Economic sanctions and financial restrictions could have huge consequences for many other economies. In terms of rising prices for wheat, vegetable oil, and oil and gas, among other commodities, they could send developing countries closely bound by finance and trade to Russia into deeper debt and in all too many ways.

On this new "Grand Chessboard," the self-defeating gamble of sanctions is unlikely to end the war or help Ukraine. There is no need to take that risk, since it could bring trade and financial ruin not just to Russia but to global economies with potential ripple effects. Little wonder President Xi told his French and German counterparts that sanctions are harmful to all sides; that the sides are better off pursuing dialogue in which Beijing is prepared to play a part.
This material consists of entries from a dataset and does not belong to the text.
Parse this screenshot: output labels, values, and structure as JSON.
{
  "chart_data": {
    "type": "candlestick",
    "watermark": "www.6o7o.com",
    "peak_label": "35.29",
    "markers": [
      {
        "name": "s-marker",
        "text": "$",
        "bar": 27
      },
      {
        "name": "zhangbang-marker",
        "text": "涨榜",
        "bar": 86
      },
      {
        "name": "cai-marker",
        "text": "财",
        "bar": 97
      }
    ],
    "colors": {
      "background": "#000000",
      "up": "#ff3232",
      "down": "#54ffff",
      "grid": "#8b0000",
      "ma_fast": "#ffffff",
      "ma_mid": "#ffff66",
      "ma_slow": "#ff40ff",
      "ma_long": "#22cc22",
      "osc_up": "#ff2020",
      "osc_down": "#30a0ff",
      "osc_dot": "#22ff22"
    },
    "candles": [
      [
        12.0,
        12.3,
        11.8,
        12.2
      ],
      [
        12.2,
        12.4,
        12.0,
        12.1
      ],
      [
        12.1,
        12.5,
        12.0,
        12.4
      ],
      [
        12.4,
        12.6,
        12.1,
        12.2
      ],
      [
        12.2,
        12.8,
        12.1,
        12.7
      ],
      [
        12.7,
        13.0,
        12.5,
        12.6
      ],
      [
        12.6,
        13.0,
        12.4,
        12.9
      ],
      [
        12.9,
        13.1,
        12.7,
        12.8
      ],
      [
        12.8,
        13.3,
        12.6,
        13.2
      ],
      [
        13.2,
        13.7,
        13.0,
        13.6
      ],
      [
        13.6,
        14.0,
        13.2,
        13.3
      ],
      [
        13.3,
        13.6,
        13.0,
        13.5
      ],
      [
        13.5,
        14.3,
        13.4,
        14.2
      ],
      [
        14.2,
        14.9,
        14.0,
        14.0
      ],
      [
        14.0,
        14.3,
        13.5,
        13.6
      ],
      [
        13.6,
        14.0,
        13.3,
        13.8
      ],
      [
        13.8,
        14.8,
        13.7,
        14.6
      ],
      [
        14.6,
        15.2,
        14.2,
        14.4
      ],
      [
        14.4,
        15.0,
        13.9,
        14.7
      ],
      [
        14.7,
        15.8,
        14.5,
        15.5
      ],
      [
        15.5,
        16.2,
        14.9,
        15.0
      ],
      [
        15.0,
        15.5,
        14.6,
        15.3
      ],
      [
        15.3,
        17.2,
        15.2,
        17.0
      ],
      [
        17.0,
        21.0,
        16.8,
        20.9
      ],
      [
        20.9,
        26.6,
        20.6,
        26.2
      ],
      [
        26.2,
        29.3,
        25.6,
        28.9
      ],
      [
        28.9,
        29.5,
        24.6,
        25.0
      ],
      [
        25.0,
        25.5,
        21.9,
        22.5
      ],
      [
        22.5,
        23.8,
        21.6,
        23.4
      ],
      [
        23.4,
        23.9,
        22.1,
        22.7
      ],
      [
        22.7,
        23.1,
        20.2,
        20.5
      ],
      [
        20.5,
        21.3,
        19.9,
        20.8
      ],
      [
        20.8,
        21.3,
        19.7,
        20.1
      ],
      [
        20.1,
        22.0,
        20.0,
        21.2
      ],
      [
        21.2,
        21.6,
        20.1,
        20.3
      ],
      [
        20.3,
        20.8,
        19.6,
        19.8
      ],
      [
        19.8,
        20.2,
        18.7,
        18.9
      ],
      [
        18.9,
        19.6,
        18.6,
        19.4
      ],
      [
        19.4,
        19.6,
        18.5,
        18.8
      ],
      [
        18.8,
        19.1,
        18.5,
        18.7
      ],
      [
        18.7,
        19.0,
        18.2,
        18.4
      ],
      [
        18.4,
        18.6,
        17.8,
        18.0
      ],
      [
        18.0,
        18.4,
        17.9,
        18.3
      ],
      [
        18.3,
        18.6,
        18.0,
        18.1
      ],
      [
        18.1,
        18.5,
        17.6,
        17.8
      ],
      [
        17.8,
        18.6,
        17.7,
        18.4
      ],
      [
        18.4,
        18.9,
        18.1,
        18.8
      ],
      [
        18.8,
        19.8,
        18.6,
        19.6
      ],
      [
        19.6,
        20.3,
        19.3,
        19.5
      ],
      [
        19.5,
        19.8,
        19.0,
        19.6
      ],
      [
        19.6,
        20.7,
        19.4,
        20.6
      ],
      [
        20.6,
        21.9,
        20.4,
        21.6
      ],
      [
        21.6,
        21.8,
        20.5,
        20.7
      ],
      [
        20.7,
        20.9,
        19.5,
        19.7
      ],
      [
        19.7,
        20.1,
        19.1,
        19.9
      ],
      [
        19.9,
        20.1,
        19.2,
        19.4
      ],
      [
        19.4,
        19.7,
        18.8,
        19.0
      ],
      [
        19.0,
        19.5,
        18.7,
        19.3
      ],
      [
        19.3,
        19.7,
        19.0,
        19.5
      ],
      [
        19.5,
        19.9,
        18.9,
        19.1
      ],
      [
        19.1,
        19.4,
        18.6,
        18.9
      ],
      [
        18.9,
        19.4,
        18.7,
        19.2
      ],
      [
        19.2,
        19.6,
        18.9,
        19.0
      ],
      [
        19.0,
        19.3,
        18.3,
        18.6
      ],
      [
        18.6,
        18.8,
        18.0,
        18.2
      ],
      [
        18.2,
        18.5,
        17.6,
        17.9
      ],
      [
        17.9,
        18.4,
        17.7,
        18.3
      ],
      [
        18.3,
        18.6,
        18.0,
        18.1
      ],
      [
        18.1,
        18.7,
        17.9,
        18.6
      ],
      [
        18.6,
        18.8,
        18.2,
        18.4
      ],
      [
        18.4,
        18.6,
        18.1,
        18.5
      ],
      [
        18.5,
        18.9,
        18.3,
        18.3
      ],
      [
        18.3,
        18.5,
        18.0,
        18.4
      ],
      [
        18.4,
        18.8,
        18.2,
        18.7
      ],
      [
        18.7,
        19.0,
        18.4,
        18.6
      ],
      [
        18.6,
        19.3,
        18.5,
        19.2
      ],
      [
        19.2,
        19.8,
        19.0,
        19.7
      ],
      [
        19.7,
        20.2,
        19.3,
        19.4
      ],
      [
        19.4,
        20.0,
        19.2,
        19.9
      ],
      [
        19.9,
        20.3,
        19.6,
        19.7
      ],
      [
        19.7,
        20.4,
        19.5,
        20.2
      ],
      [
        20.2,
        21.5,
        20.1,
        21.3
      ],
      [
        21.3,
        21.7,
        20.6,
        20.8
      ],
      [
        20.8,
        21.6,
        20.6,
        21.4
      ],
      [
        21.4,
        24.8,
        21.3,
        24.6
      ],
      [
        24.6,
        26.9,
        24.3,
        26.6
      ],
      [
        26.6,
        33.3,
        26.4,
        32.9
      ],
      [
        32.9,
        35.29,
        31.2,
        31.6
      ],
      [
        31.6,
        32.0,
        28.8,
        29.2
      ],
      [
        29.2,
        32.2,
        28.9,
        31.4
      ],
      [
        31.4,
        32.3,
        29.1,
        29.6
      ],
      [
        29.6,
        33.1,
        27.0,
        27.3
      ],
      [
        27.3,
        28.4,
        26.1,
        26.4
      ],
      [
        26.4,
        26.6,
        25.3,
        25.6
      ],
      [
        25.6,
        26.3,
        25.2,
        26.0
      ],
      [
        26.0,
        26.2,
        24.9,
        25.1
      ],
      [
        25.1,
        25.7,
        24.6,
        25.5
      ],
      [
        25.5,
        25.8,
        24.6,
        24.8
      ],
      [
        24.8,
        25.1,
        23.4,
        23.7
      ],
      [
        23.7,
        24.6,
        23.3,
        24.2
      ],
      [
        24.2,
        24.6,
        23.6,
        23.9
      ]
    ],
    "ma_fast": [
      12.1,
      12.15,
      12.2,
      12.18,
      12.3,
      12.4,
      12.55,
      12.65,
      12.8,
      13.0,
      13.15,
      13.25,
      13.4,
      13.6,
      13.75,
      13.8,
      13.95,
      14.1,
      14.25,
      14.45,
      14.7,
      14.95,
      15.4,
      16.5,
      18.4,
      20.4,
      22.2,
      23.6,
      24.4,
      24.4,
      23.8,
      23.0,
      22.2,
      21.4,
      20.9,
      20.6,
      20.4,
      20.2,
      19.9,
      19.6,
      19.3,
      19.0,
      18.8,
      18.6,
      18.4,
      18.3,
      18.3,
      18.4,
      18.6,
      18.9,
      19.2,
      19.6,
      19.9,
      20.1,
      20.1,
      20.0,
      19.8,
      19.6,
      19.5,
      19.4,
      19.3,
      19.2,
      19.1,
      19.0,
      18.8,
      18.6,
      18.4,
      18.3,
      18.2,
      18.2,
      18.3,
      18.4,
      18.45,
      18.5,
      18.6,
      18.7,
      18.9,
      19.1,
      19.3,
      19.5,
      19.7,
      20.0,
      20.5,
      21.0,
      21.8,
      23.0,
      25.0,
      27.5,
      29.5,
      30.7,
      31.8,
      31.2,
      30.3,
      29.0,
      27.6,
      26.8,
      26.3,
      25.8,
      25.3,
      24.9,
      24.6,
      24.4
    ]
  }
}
There is ample ground to think on those lines. Given the contemporary Middle Eastern history, it's hard for some Western governments to claim that their sanctions are employed to bolster human rights in Russia, or end the humanitarian crisis in Ukraine. In search of explanatory paradigms for the current crisis, they are designed to justify the isolation of Russia, prevent global market access, and defy its geopolitical position and security interests in Eastern Europe.

In this spanner in the works, unfortunately, such distractions are a costly way of doing foreign policy, except the human costs are often really quite terrible. It's a no-win situation for those trying to exploit it for various purposes, one of which is to contest the Russian power in Eurasia. At a time of enormous strains in international relations, one would assume it's not too late to try a less confrontational course of action to exit the potential global economic damage and the spiral of conflict in Ukraine as proposed by China.